Rechtspraak
Rechtbank Amsterdam (Locatie Amsterdam), 17 april 2025
ECLI:NL:RBAMS:2025:2507
Feiten
Werkneemster is op 31 januari 2022 voor onbepaalde tijd in dienst getreden bij Cantorclin Schoonmaak B.V. (hierna: werkgeefster). Werkneemster heeft zich op 1 april 2022 ziekgemeld. Vervolgens is zij met zwangerschapsverlof gegaan. Na het verstrijken van het verlof is werkneemster opgeroepen door de bedrijfsarts. In de probleemanalyse van 9 februari 2023 staat vermeld dat werkneemster benutbare mogelijkheden heeft en dat zij vanaf 13 februari 2023 voor 50% arbeidsgeschikt is in passende taken en dat de uren gedoseerd in drie weken uitgebreid kunnen worden naar volledig. Werkgeefster heeft over een drietal periodes in 2023/2024 geen loon betaald, omdat werkneemster niet zou meewerken aan haar re-integratie. Op 29 juli 2024 is de wachttijd van 104 weken verstreken. Op 31 maart 2025 heeft werkneemster werkgeefster verzocht haar medewerking te verlenen aan het beëindigen van haar arbeidsovereenkomst onder toekenning van de transitievergoeding. Werkgeefster heeft toegezegd daaraan te zullen meewerken. Werkneemster vordert onder meer veroordeling van werkgeefster tot betaling van het achterstallige salaris waarin het loon is opgeschort. Ook vordert zij veroordeling van werkgeefster tot medewerking aan een beëindiging van de arbeidsovereenkomst met toekenning van de transitievergoeding.
Oordeel
De kantonrechter oordeelt als volgt.
Werkneemster niet-ontvankelijk vanwege ontbreken deskundigenoordeel
Een werknemer moet een deskundigenoordeel aanvragen als hij een loonvordering wil instellen naar aanleiding van het (volgens werkgever) niet voldoen aan de re-integratieverplichtingen en de daarmee samenhangende loonstop dan wel loonopschorting. Werkneemster heeft in dit geval geen deskundigenoordeel overgelegd. De uitzonderingsgronden van artikel 7:629a lid 2 BW zijn in dit geval niet aan de orde. Werkneemster heeft bovendien ter zitting verklaard dat zij niet wist dat zij een deskundigenoordeel nodig had. Zij is hier wel op gewezen door haar werkgever. Werkneemster wordt niet-ontvankelijk verklaard in haar loonvordering.

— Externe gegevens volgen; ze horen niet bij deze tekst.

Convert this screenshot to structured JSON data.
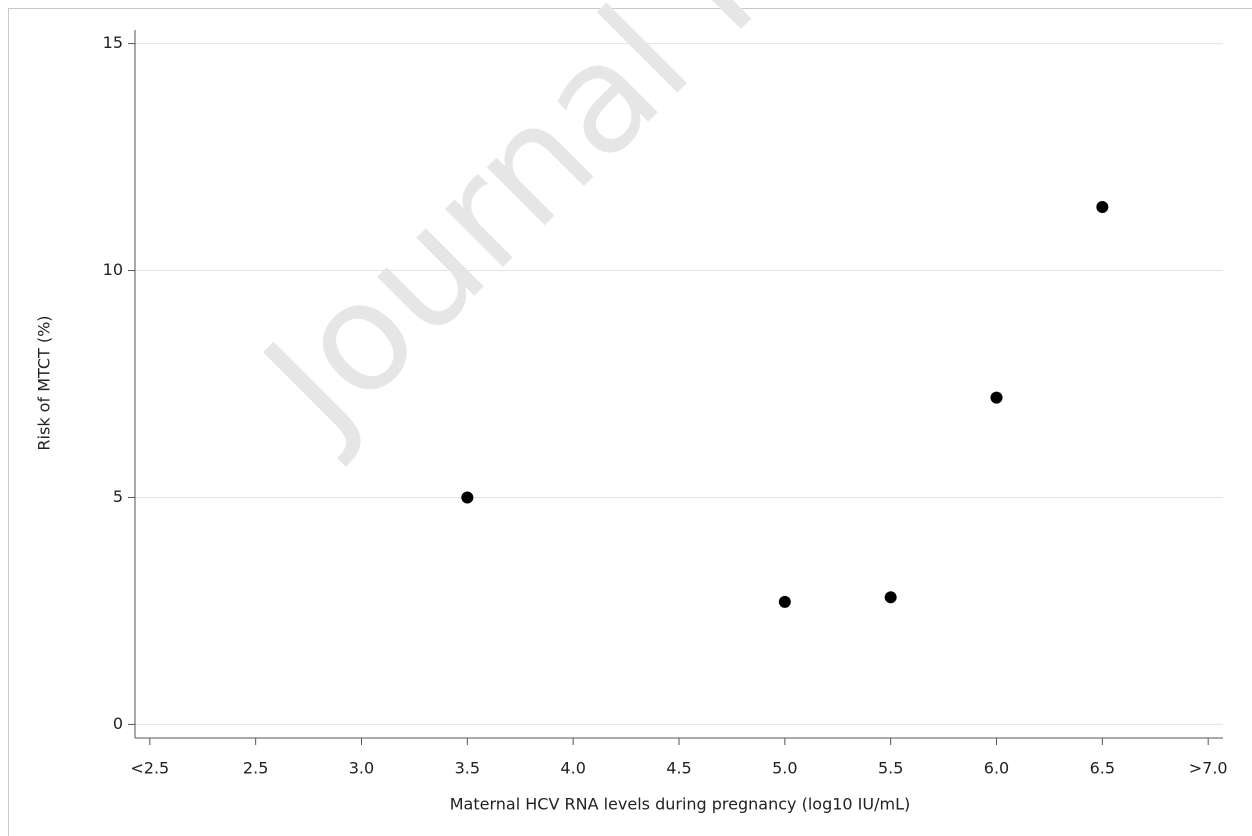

Einde arbeidsovereenkomst – geen belang
De kantonrechter overweegt dat werkgeefster schriftelijk ondubbelzinnig met het verzoek van werkneemster tot beëindiging van de arbeidsovereenkomst heeft ingestemd. Ter zitting heeft werkgeefster dit nogmaals herhaald. Dat partijen nog geen beëindigingsovereenkomst hebben gesloten is niet onbegrijpelijk, aangezien werkneemster pas acht dagen voor de zitting het voorstel heeft gedaan. Verder heeft werkneemster geen feiten en omstandigheden naar voren gebracht die aanleiding geven te veronderstellen dat werkgeefster haar toezegging niet zal nakomen. Afwijzing van de vorderingen volgt.